Ehud Barak's shock departure strengthens Israel's hawks
Netanyahu's defence minister wants more time with his family – or does he have another agenda?
THE shock retirement from politics of Ehud Barak, Israel's defence minister, removes the main moderating influence on Prime Minister Benjamin Netanyahu at a time of great uncertainty in the region.
The Daily Telegraph's Con Couglin says Barak's decision to step down, taken just days after the establishment of a fragile ceasefire between Israel and Hamas, is a serious blow to anyone who "wants to see the Jewish state take a rational and reasonable approach to global security issues".
The former soldier and one-time Israeli prime minister took a "hawkish" stance on matters of security, says Couglin. But he always did what he believed was in "Israel's national interest", something that is not always true of some hardliners in the current government.
Barak, who became defence minister in 2007 and served as prime minister from 1999 to 2001, will not stand for a seat in the 22 January general election, but will remain as defence minister until then. "I have exhausted politics and I want to dedicate more time to my family," he said.
That explanation will not satisfy those who believes that Barak, even at the age of 70, is still determined to return as prime minister at the head of a new centrist bloc. As the Los Angeles Times reports, there have been rumours that he might team up with former foreign minister Tzipi Livni, who is expected to make an announcement about her future as early as tomorrow.
As the Israel paper Haaretz wrote this summer, "Barak returned to politics five years ago, not to sit in the Defence Ministry forever but to return to the prime minister's seat".
While Barak often acted as Netanyahu's unofficial envoy to Washington, helping to smooth over differences between Israel and the US, the relationship between the two men has never been easy.
They have reportedly clashed over the issue of whether to defer to the US on any attack on Iran's nuclear facilities. And as Haaretz wrote – before the recent Gaza conflict, it should be noted - "Barak thinks Netanyahu is a weak, paralysed leader, running in place and constantly looking around like a weathercock for what the public wants to hear.
"What Netanyahu thinks of the defense minister is unknown. It is only clear that he humiliates Barak at every chance he gets. Netanyahu has consistently ignored Barak's advice on state affairs."
Whether Barak has a final trick up his sleeve, or has genuinely realised after a second Gaza conflict that he would rather withdraw from frontline politics, the coming days will tell.
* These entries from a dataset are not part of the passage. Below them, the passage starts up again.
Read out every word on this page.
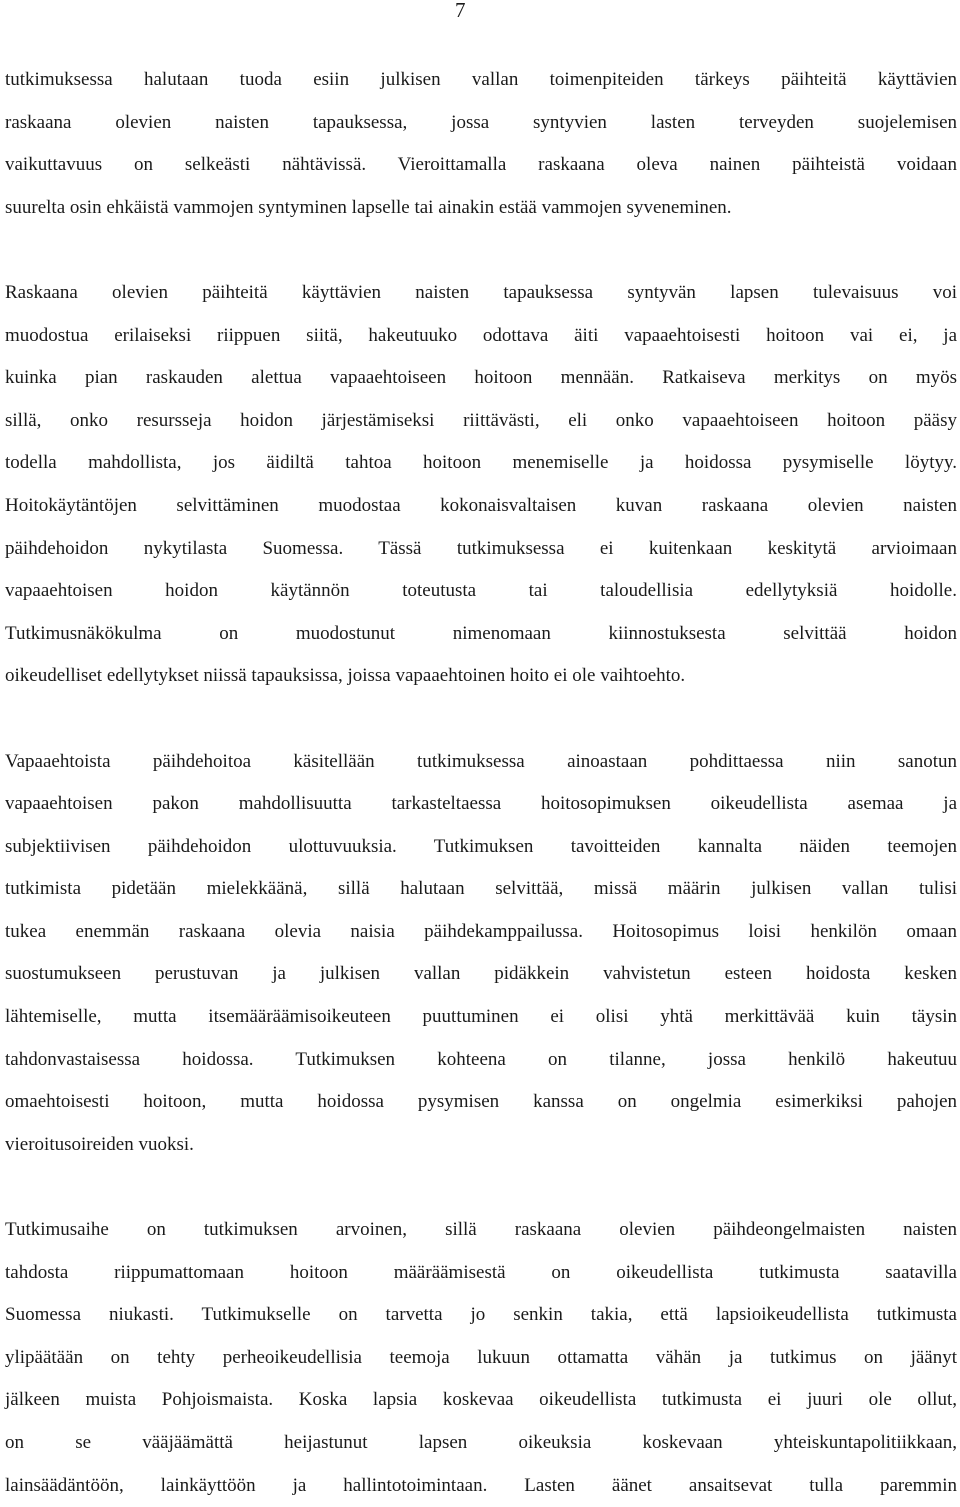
7
tutkimuksessa halutaan tuoda esiin julkisen vallan toimenpiteiden tärkeys päihteitä käyttävien
raskaana olevien naisten tapauksessa, jossa syntyvien lasten terveyden suojelemisen
vaikuttavuus on selkeästi nähtävissä. Vieroittamalla raskaana oleva nainen päihteistä voidaan
suurelta osin ehkäistä vammojen syntyminen lapselle tai ainakin estää vammojen syveneminen.
Raskaana olevien päihteitä käyttävien naisten tapauksessa syntyvän lapsen tulevaisuus voi
muodostua erilaiseksi riippuen siitä, hakeutuuko odottava äiti vapaaehtoisesti hoitoon vai ei, ja
kuinka pian raskauden alettua vapaaehtoiseen hoitoon mennään. Ratkaiseva merkitys on myös
sillä, onko resursseja hoidon järjestämiseksi riittävästi, eli onko vapaaehtoiseen hoitoon pääsy
todella mahdollista, jos äidiltä tahtoa hoitoon menemiselle ja hoidossa pysymiselle löytyy.
Hoitokäytäntöjen selvittäminen muodostaa kokonaisvaltaisen kuvan raskaana olevien naisten
päihdehoidon nykytilasta Suomessa. Tässä tutkimuksessa ei kuitenkaan keskitytä arvioimaan
vapaaehtoisen hoidon käytännön toteutusta tai taloudellisia edellytyksiä hoidolle.
Tutkimusnäkökulma on muodostunut nimenomaan kiinnostuksesta selvittää hoidon
oikeudelliset edellytykset niissä tapauksissa, joissa vapaaehtoinen hoito ei ole vaihtoehto.
Vapaaehtoista päihdehoitoa käsitellään tutkimuksessa ainoastaan pohdittaessa niin sanotun
vapaaehtoisen pakon mahdollisuutta tarkasteltaessa hoitosopimuksen oikeudellista asemaa ja
subjektiivisen päihdehoidon ulottuvuuksia. Tutkimuksen tavoitteiden kannalta näiden teemojen
tutkimista pidetään mielekkäänä, sillä halutaan selvittää, missä määrin julkisen vallan tulisi
tukea enemmän raskaana olevia naisia päihdekamppailussa. Hoitosopimus loisi henkilön omaan
suostumukseen perustuvan ja julkisen vallan pidäkkein vahvistetun esteen hoidosta kesken
lähtemiselle, mutta itsemääräämisoikeuteen puuttuminen ei olisi yhtä merkittävää kuin täysin
tahdonvastaisessa hoidossa. Tutkimuksen kohteena on tilanne, jossa henkilö hakeutuu
omaehtoisesti hoitoon, mutta hoidossa pysymisen kanssa on ongelmia esimerkiksi pahojen
vieroitusoireiden vuoksi.
Tutkimusaihe on tutkimuksen arvoinen, sillä raskaana olevien päihdeongelmaisten naisten
tahdosta riippumattomaan hoitoon määräämisestä on oikeudellista tutkimusta saatavilla
Suomessa niukasti. Tutkimukselle on tarvetta jo senkin takia, että lapsioikeudellista tutkimusta
ylipäätään on tehty perheoikeudellisia teemoja lukuun ottamatta vähän ja tutkimus on jäänyt
jälkeen muista Pohjoismaista. Koska lapsia koskevaa oikeudellista tutkimusta ei juuri ole ollut,
on se vääjäämättä heijastunut lapsen oikeuksia koskevaan yhteiskuntapolitiikkaan,
lainsäädäntöön, lainkäyttöön ja hallintotoimintaan. Lasten äänet ansaitsevat tulla paremmin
Hanan Ashrawi, a member of the Palestine Liberation Organisation's executive committee, told CNN that Barak's resignation "signals recognition of the futility of the military approach in the adoption of violence as a means of dealing with the Palestinians".
BBC correspondent Kevin Connolly says Barak believes this month's military offensive on Gaza was a successful note on which to end a long career.